Foules.Tsípras lui-même a-t-il changé ? Ou bien n’est-il que le général vaincu d’un pays à la souveraineté limitée ? En apparence, le Premier ministre quadragénaire conserve son aisance en public. Répondant avec humour, jeudi à Davos, au ministre des Finances allemand, Wolfgang Schäuble, qui affirmait qu’exclure le FMI des négociations d’aide à la Grèce,«c’était comme entrer avec une bougie dans une pièce pleine de dynamite», Tsípras a rétorqué en substance : «On ne doit pas pour autant rester dans l’obscurité et l’essentiel est peut-être d’éloigner la dynamite avant d’allumer la bougie.»
Le Premier ministre grec continue à plaider pour un allégement de la dette, en échange de réformes.

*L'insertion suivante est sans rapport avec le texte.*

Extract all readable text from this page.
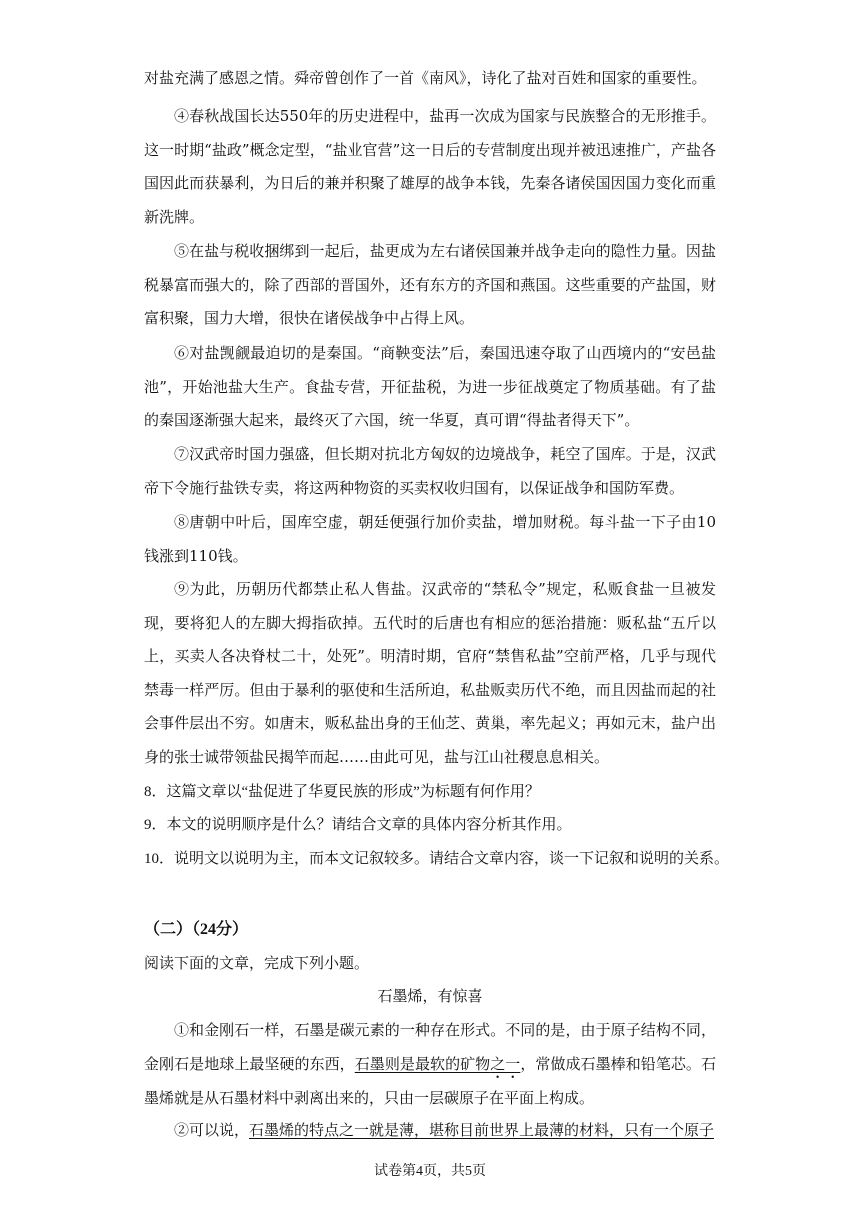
对盐充满了感恩之情。舜帝曾创作了一首《南风》，诗化了盐对百姓和国家的重要性。

④春秋战国长达550年的历史进程中，盐再一次成为国家与民族整合的无形推手。这一时期“盐政”概念定型，“盐业官营”这一日后的专营制度出现并被迅速推广，产盐各国因此而获暴利，为日后的兼并积聚了雄厚的战争本钱，先秦各诸侯国因国力变化而重新洗牌。

⑤在盐与税收捆绑到一起后，盐更成为左右诸侯国兼并战争走向的隐性力量。因盐税暴富而强大的，除了西部的晋国外，还有东方的齐国和燕国。这些重要的产盐国，财富积聚，国力大增，很快在诸侯战争中占得上风。

⑥对盐觊觎最迫切的是秦国。“商鞅变法”后，秦国迅速夺取了山西境内的“安邑盐池”，开始池盐大生产。食盐专营，开征盐税，为进一步征战奠定了物质基础。有了盐的秦国逐渐强大起来，最终灭了六国，统一华夏，真可谓“得盐者得天下”。

⑦汉武帝时国力强盛，但长期对抗北方匈奴的边境战争，耗空了国库。于是，汉武帝下令施行盐铁专卖，将这两种物资的买卖权收归国有，以保证战争和国防军费。

⑧唐朝中叶后，国库空虚，朝廷便强行加价卖盐，增加财税。每斗盐一下子由10钱涨到110钱。

⑨为此，历朝历代都禁止私人售盐。汉武帝的“禁私令”规定，私贩食盐一旦被发现，要将犯人的左脚大拇指砍掉。五代时的后唐也有相应的惩治措施：贩私盐“五斤以上，买卖人各决脊杖二十，处死”。明清时期，官府“禁售私盐”空前严格，几乎与现代禁毒一样严厉。但由于暴利的驱使和生活所迫，私盐贩卖历代不绝，而且因盐而起的社会事件层出不穷。如唐末，贩私盐出身的王仙芝、黄巢，率先起义；再如元末，盐户出身的张士诚带领盐民揭竿而起……由此可见，盐与江山社稷息息相关。

8．这篇文章以“盐促进了华夏民族的形成”为标题有何作用？

9．本文的说明顺序是什么？请结合文章的具体内容分析其作用。

10．说明文以说明为主，而本文记叙较多。请结合文章内容，谈一下记叙和说明的关系。

（二）（24分）
阅读下面的文章，完成下列小题。
石墨烯，有惊喜

①和金刚石一样，石墨是碳元素的一种存在形式。不同的是，由于原子结构不同，金刚石是地球上最坚硬的东西，石墨则是最软的矿物之一，常做成石墨棒和铅笔芯。石墨烯就是从石墨材料中剥离出来的，只由一层碳原子在平面上构成。

②可以说，石墨烯的特点之一就是薄，堪称目前世界上最薄的材料，只有一个原子

试卷第4页，共5页
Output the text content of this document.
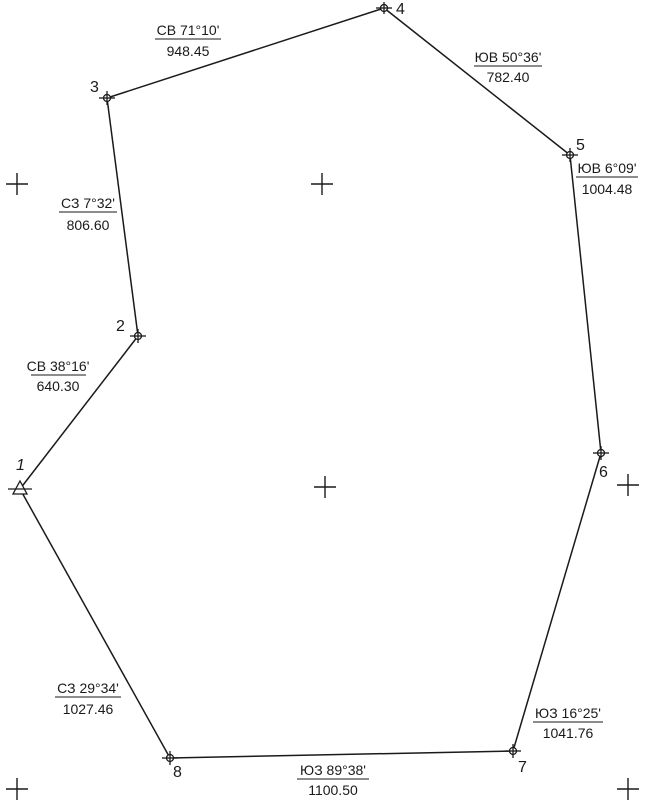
1
2
3
4
5
6
7
8
СВ 38°16'
640.30
СЗ 7°32'
806.60
СВ 71°10'
948.45	ЮВ 50°36'
782.40
ЮВ 6°09'
1004.48
ЮЗ 16°25'
1041.76
ЮЗ 89°38'
1100.50
СЗ 29°34'
1027.46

Lesquelles ne satisfont toujours pas les créanciers qui exigent toujours plus d’efforts et de résultats chiffrés.«Tsípras a échoué à mettre un terme à l’austérité mais se présente toujours en Grèce comme le défenseur des plus faibles. Le problème, c’est que son dernier projet de loi écrase d’impôts et de hausses de cotisations sociales les petits entrepreneurs et les agriculteurs, qui forment le cœur de l’économie grecque. La réalité de la Grèce, ce ne sont pas seulement les indigents, c’est surtout cette petite classe moyenne qui a l’impression de trinquer une fois de plus», souligne l’analyste politique Georges Sefertzis. «Mais où trouver l’argent ? Il faut bien que quelqu’un paye ! Nous préférons épargner les plus faibles et faire payer ceux qui en ont encore les moyens», plaide Giorgos Katrougalos, le ministre du Travail et de la Sécurité sociale, dans son vaste bureau, au cinquième étage d’un immeuble du centre d’Athènes désormais régulièrement assiégé par les manifestants.
«La Grèce va créer la surprise en 2016», a martelé Tsípras à Davos, conforté par le relèvement de la note de l’agence Standard and Poor’s vendredi. Mais à Athènes, l’optimisme du Premier ministre n’enthousiasme plus les foules. Selon un sondage publié vendredi, 85 % des Grecs sont mécontents de l’action du gouvernement. Après avoir perdu une partie de sa garde rapprochée suite à la scission de son parti cet été, sans avoir changé ni la Grèce ni l’Europe (comme en témoigne l’éloignement des Espagnols de Podemos qui avaient pourtant célébré à Athènes la victoire), Tsípras peut-il encore rebondir ? En tout cas, la bougie qu’il souffle n’est peut-être plus si loin de la dynamite.